Alors que certains montants d'indemnités de départ de PDG faisaient la Une des journaux, les 8,5 millions d'euros de Forgeard, l'ex-président d'EADS, les 2,5 millions d'euros de Laurence Danon, la PDG du Printemps, (somme représentant plus de 130 années de salaire d'une vendeuse), Sarkozy avait fait mine de protester.
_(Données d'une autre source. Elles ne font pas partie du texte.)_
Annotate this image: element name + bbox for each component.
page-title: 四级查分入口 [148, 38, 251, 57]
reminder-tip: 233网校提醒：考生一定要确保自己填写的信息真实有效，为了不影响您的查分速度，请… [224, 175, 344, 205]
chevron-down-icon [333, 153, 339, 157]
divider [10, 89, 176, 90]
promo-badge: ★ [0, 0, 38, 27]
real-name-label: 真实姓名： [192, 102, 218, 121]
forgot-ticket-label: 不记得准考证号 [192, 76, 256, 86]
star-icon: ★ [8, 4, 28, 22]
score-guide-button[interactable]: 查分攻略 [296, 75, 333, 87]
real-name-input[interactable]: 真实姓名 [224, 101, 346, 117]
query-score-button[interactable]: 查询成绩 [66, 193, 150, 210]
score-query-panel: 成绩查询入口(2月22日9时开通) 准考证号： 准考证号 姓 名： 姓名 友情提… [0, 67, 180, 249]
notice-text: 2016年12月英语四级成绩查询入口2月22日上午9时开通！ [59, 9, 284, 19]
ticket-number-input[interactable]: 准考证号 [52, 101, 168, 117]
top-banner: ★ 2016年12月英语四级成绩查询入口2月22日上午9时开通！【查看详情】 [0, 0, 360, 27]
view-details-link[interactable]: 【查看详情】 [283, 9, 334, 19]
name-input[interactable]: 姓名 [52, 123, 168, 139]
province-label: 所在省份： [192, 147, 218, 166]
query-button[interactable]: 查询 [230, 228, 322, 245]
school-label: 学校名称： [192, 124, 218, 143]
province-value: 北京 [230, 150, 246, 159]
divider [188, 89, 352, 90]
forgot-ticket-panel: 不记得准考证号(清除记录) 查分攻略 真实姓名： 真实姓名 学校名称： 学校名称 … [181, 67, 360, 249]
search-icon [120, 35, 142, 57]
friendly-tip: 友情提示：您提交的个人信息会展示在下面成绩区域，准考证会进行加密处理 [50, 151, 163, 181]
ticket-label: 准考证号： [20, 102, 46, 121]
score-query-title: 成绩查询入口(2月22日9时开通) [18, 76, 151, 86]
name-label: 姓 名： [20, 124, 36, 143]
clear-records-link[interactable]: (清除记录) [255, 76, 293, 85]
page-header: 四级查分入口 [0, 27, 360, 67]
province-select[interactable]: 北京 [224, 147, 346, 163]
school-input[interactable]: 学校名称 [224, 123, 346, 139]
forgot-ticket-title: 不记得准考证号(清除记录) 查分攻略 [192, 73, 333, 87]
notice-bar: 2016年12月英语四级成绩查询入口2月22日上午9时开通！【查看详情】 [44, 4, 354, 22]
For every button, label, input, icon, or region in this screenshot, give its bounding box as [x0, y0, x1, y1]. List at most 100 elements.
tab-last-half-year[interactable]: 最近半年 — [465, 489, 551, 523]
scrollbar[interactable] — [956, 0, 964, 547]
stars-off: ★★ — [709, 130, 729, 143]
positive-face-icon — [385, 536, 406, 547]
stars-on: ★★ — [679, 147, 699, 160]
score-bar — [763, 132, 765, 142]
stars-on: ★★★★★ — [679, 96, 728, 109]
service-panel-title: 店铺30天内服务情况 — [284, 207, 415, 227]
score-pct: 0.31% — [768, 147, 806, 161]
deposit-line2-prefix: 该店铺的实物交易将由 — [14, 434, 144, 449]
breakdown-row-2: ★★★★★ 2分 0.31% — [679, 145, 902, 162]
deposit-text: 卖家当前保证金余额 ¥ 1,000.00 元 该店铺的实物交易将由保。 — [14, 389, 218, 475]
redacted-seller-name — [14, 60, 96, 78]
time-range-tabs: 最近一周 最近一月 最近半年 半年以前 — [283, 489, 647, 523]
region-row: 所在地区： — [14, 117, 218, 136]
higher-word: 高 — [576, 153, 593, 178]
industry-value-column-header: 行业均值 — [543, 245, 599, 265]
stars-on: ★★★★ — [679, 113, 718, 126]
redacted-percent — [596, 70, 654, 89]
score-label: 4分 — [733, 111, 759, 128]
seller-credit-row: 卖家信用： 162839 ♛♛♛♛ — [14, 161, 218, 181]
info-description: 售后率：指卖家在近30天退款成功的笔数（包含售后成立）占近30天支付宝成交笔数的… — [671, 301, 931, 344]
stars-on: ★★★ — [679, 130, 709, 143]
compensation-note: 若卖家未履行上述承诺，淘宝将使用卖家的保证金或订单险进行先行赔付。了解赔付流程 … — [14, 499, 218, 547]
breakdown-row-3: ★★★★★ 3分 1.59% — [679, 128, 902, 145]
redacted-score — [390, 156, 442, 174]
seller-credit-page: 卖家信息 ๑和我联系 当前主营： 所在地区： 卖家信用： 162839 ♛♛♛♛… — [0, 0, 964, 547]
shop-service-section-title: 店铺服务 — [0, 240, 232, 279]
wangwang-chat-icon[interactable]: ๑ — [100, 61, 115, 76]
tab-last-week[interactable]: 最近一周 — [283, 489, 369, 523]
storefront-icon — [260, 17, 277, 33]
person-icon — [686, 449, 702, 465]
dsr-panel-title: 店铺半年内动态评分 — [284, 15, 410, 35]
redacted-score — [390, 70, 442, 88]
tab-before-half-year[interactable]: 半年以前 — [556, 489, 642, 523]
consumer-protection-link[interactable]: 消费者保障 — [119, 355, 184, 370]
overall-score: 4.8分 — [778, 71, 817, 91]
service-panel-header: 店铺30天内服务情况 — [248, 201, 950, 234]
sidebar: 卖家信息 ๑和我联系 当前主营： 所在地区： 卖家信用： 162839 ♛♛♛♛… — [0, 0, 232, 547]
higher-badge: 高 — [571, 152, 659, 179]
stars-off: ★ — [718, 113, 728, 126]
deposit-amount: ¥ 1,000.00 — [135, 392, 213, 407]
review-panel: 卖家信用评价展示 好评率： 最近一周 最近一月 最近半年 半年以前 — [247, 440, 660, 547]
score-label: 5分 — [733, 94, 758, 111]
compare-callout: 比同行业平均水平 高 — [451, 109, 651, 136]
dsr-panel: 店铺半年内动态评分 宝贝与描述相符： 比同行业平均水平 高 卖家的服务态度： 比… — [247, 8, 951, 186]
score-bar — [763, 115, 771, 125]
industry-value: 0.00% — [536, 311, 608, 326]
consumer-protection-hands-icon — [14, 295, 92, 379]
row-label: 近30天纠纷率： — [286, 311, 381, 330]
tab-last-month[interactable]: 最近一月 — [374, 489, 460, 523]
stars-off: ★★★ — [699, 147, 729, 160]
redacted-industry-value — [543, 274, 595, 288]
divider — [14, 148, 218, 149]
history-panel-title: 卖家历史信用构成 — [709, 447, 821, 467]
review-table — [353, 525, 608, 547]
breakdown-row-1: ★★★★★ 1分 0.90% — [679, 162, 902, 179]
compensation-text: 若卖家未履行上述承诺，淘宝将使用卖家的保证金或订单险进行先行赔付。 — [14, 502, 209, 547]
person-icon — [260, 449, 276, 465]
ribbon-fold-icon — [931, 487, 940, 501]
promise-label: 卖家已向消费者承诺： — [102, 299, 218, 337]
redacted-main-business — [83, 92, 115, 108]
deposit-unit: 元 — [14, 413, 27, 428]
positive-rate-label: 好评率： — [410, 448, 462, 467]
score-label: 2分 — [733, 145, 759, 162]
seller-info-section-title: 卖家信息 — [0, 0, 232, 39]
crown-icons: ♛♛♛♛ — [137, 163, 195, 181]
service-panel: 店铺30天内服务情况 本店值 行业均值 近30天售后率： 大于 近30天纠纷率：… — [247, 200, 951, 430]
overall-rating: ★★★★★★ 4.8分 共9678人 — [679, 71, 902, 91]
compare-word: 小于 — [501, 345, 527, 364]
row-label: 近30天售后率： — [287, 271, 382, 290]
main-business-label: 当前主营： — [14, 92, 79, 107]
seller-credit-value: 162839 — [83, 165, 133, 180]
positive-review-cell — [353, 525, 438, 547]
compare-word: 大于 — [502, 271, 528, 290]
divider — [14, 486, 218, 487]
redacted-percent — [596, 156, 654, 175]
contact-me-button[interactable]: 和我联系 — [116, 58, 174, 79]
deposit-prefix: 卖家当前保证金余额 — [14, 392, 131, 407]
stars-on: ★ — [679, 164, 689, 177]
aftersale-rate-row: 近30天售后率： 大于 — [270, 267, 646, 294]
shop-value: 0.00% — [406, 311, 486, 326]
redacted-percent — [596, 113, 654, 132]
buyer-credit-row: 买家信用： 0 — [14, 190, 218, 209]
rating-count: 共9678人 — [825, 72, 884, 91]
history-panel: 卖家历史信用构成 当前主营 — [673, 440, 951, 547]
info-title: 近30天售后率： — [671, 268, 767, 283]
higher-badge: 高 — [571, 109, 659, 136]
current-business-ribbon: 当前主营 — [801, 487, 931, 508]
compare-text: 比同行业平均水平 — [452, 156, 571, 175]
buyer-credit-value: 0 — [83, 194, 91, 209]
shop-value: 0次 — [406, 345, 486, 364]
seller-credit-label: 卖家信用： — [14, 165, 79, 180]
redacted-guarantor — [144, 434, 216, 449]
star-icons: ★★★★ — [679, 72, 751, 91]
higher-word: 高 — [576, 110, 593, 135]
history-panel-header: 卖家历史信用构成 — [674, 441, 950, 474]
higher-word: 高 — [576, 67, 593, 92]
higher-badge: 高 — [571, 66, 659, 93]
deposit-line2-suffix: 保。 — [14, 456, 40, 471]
En avril 2007, il avait même déclaré qu'il les rendrait illégaux s'il était élu, car il n'acceptait pas " qu'on ait à la fois la grosse rémunération et le gros parachute ". Il avait ajouté, à une autre occasion, qu'il n'était pas normal que les grands patrons négocient " une prime d'éviction en forme de parachute en or " après " avoir conduit leur entreprise à l'échec ", ce qui n'est " rien d'autre qu'une forme d'abus de bien social ".

Mais Sarkozy était alors en campagne électorale et tenait compte de l'électorat populaire choqué par les gains des Forgeard et autres PDG.

Aujourd'hui, le gouvernement se contente de proposer de conditionner l'octroi d'indemnités aux " performances " réalisées. Cela ne va pas bien loin. Avec une telle " condition ", l'ex-patron de Vinci, par exemple, serait tout de même parti avec ses 13 millions d'euros et 35 % de stock-options, puisque son groupe se portait bien. Ce n'est tout de même pas un Sarkozy qui va ôter leur parachute à ses copains PDG.